Why curated examples could matter

The source article frames LIMI as a direct challenge to brute-force scaling. The argument is not that data no longer matters. It is that carefully selected data may carry more useful information than a much larger collection of weaker examples.

For autonomous agents, the valuable training signal may live in the structure of the work. A model needs to see how a task begins, how tools are selected, how partial progress is evaluated, and how a final result is reached. If an example captures that complete arc, it may teach more than many isolated snippets.

The reported results also suggest that training data quality and task realism are closely linked. LIMI's examples come from real software development and research tasks, which means they are aligned with the kinds of open-ended workflows autonomous systems are expected to handle.

  • Task continuity: the examples show work from request to completion.
  • Tool interaction: the model sees how tools fit into problem-solving.
  • Complex reasoning: long trajectories expose the model to extended decision paths.
  • Outcome focus: examples end in final success, giving the model a complete pattern to learn.

Those qualities help explain why a small dataset could still have a large effect. The study's position is that a compact set of rich examples can teach agentic behavior more efficiently than a broad dataset that lacks the same structure.

Model size and the next question

The LIMI approach worked across different model sizes in the reported results. LIMI-Air, with 106 billion parameters, improved from 17.0 percent to 34.3 percent. The larger LIMI, with 355 billion parameters, improved from 45.1 percent to 73.5 percent.

That does not mean scale is irrelevant.

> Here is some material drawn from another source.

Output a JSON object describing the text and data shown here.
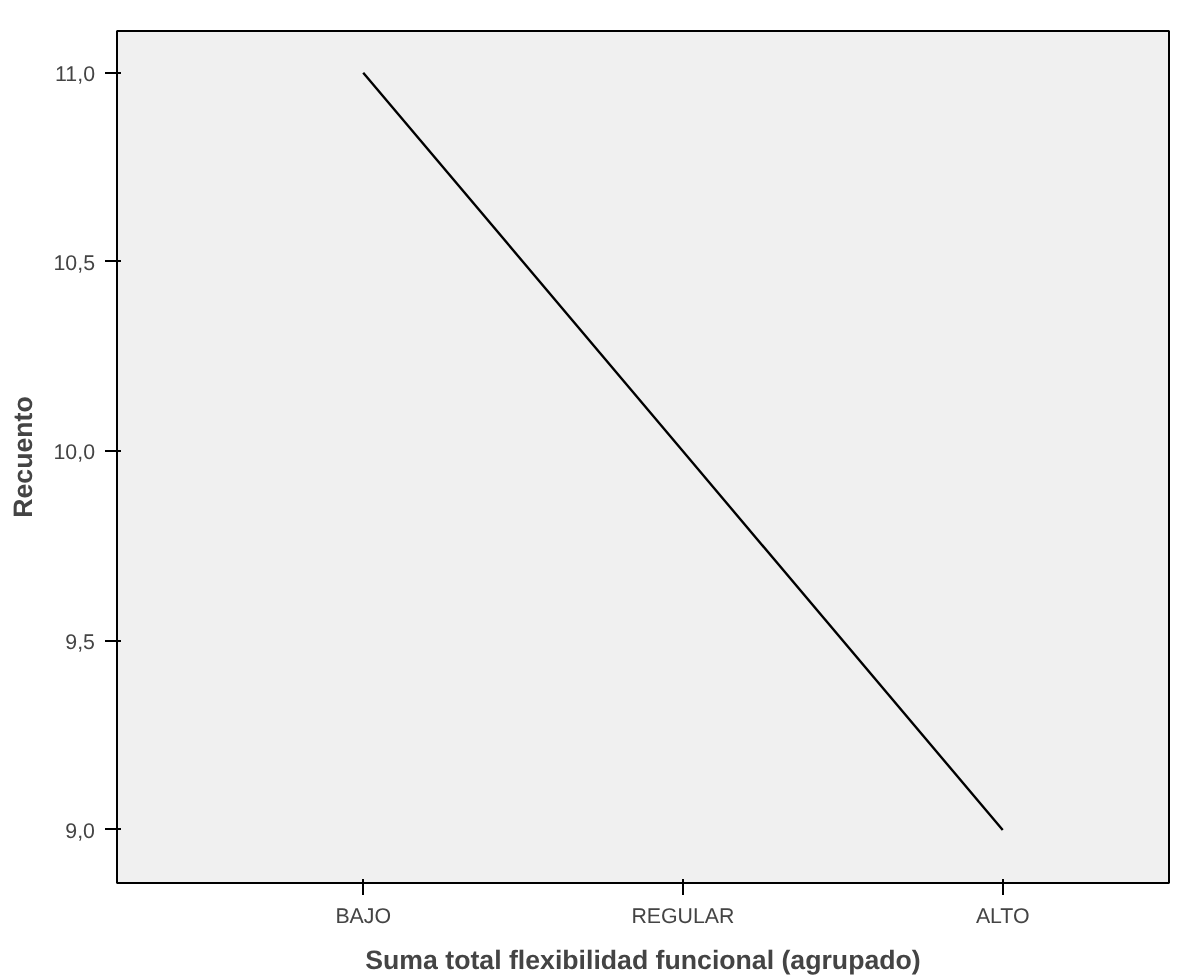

The larger model still reached the higher final score. But the gains across both sizes support the broader claim that training method and data selection can substantially affect agent performance.

The source article also notes a related argument from Nvidia researchers: most AI agents use language models that are far too large, and models under 10 billion parameters may be sufficient for agentic tasks. LIMI's results are presented as support for the idea that careful data curation can outperform brute-force scaling.

Still, the source is clear that LIMI is not yet a settled replacement for current methods. The approach looks promising, but it needs more research and real-world testing before it can become a new standard for autonomous AI systems.

The code, models, and datasets are public, which gives other researchers a path to examine the work more closely. For now, the study's most important contribution is its challenge to a familiar assumption: when training autonomous AI agents, the best next step may not always be more data. It may be better examples.